Given two words (start and end), and a dictionary, find all shortest transformation sequence(s) from start to end, such that:

1. Only one letter can be changed at a time
2. Each intermediate word must exist in the dictionary

For example,
Given:
start = "hit"
end = "cog"
dict = ["hot","dot","dog","lot","log"]

Return

  [
    ["hit","hot","dot","dog","cog"],
    ["hit","hot","lot","log","cog"]
  ]

Note:

• All words have the same length.
• All words contain only lowercase alphabetic characters.

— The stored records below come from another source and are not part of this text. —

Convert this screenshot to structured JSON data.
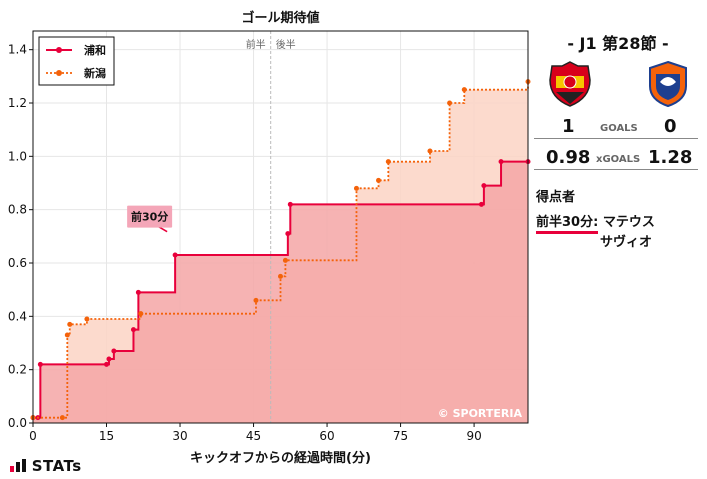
{
  "chart_data": {
    "type": "line",
    "title": "ゴール期待値",
    "xlabel": "キックオフからの経過時間(分)",
    "ylabel": "",
    "xlim": [
      0,
      101
    ],
    "ylim": [
      0,
      1.47
    ],
    "xticks": [
      0,
      15,
      30,
      45,
      60,
      75,
      90
    ],
    "yticks": [
      0.0,
      0.2,
      0.4,
      0.6,
      0.8,
      1.0,
      1.2,
      1.4
    ],
    "xtick_labels": [
      "0",
      "15",
      "30",
      "45",
      "60",
      "75",
      "90"
    ],
    "ytick_labels": [
      "0.0",
      "0.2",
      "0.4",
      "0.6",
      "0.8",
      "1.0",
      "1.2",
      "1.4"
    ],
    "grid": true,
    "legend_position": "top-left",
    "half_markers": {
      "first": "前半",
      "second": "後半",
      "x": 48.5
    },
    "annotation": {
      "text": "前30分",
      "x": 29,
      "y": 0.71
    },
    "watermark": "© SPORTERIA",
    "series": [
      {
        "name": "浦和",
        "color": "#e8003b",
        "fill": "#f4a6a6",
        "style": "solid",
        "x": [
          0,
          1,
          1.5,
          15,
          15.5,
          16.5,
          20.5,
          21.5,
          29,
          52,
          52.5,
          91.5,
          92,
          95.5,
          101
        ],
        "y": [
          0.02,
          0.02,
          0.22,
          0.22,
          0.24,
          0.27,
          0.35,
          0.49,
          0.63,
          0.71,
          0.82,
          0.82,
          0.89,
          0.98,
          0.98
        ]
      },
      {
        "name": "新潟",
        "color": "#f4620a",
        "fill": "#fbd4c4",
        "style": "dotted",
        "x": [
          0,
          6,
          7,
          7.5,
          11,
          22,
          45.5,
          50.5,
          51.5,
          66,
          70.5,
          72.5,
          81,
          85,
          88,
          101
        ],
        "y": [
          0.02,
          0.02,
          0.33,
          0.37,
          0.39,
          0.41,
          0.46,
          0.55,
          0.61,
          0.88,
          0.91,
          0.98,
          1.02,
          1.2,
          1.25,
          1.28
        ]
      }
    ],
    "goals": [
      {
        "team": "浦和",
        "x": 29,
        "y": 0.71
      }
    ]
  },
  "match": {
    "title": "-  J1 第28節  -",
    "home_score": "1",
    "away_score": "0",
    "goals_label": "GOALS",
    "home_xg": "0.98",
    "away_xg": "1.28",
    "xg_label": "xGOALS",
    "home_badge_color": "#d8001b",
    "away_badge_color": "#f4620a"
  },
  "scorers": {
    "title": "得点者",
    "items": [
      {
        "minute": "前半30分:",
        "name": "マテウス",
        "name2": "サヴィオ"
      }
    ]
  },
  "footer": {
    "brand": "STATs"
  }
}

// Algorithm is correct but exceeds time limit.
public class Solution {
    private List<List<String>> result;
    private List<String> reversedPath;
    private Map<String, List<String>> map;
    private int shortLen;
    
    public List<List<String>> findLadders(String start, String end, Set<String> dict) {
        // Adopt breath first search
        result = new LinkedList<>();
        reversedPath = new LinkedList<>();
        map = new HashMap<>();
        shortLen = Integer.MAX_VALUE;
        
        bfs(start, end, dict);
        
        if (shortLen == Integer.MAX_VALUE)
            return result;
        
        reversedPath.add(end);
        backTracking(end, 1);
        
        return result;
    }
    
    private void backTracking(String end, int cnt)
    {
        if (cnt == shortLen)
        {
            List<String> path = new LinkedList<>();

            for (int i = reversedPath.size()-1; i >= 0; i--)
                path.add(reversedPath.get(i));

            if (!result.contains(path))    
                result.add(path);
        }
        else
        {
            for (String str : map.get(end))
            {
                reversedPath.add(str);
                backTracking(str, cnt+1);
                reversedPath.remove(reversedPath.size()-1);
            }
        }
    }
    
    private void bfs(String start, String end, Set<String> dict)
    {
        Queue<String> word = new LinkedList<>();
        Queue<Integer> length = new LinkedList<>();
        
        word.offer(start);
        length.offer(2);
        
        while (!word.isEmpty())
        {
            String v = word.poll();
            int len = length.poll();
            
            if (len > shortLen)
                return;

            for (int i = 0; i < v.length(); i++)
            {
                // Note: Adopt character replacement strategy can save much time.
                for (char c = 'a'; c <= 'z'; c++)
                {
                    if (v.charAt(i) == c)
                        continue;
                        
                    String w = replace(v, i, c);
                    
                    if (map.containsKey(v) && map.get(v).contains(w))
                        continue;
                    
                    if (w.equals(end))
                    {
                        shortLen = len;
                        
                        if (!map.containsKey(end))
                        {
                            List<String> parent = new LinkedList<>();
                            parent.add(v);
                            map.put(end, parent);
                        }
                        else
                            map.get(end).add(v);
                    }
                    
                    if (dict.contains(w))
                    {                        
                        if (!map.containsKey(w))
                        {
                            List<String> parent = new LinkedList<>();
                            parent.add(v);
                            map.put(w, parent);
                        }
                        else
                            map.get(w).add(v);
                        
                        word.offer(w);
                        length.offer(len+1);
                    }
                }
            }
        }
    }
    
    private String replace(String s, int index, char c)
    {
        char[] chars = s.toCharArray();
        chars[index] = c;
        return new String(chars);
    }
}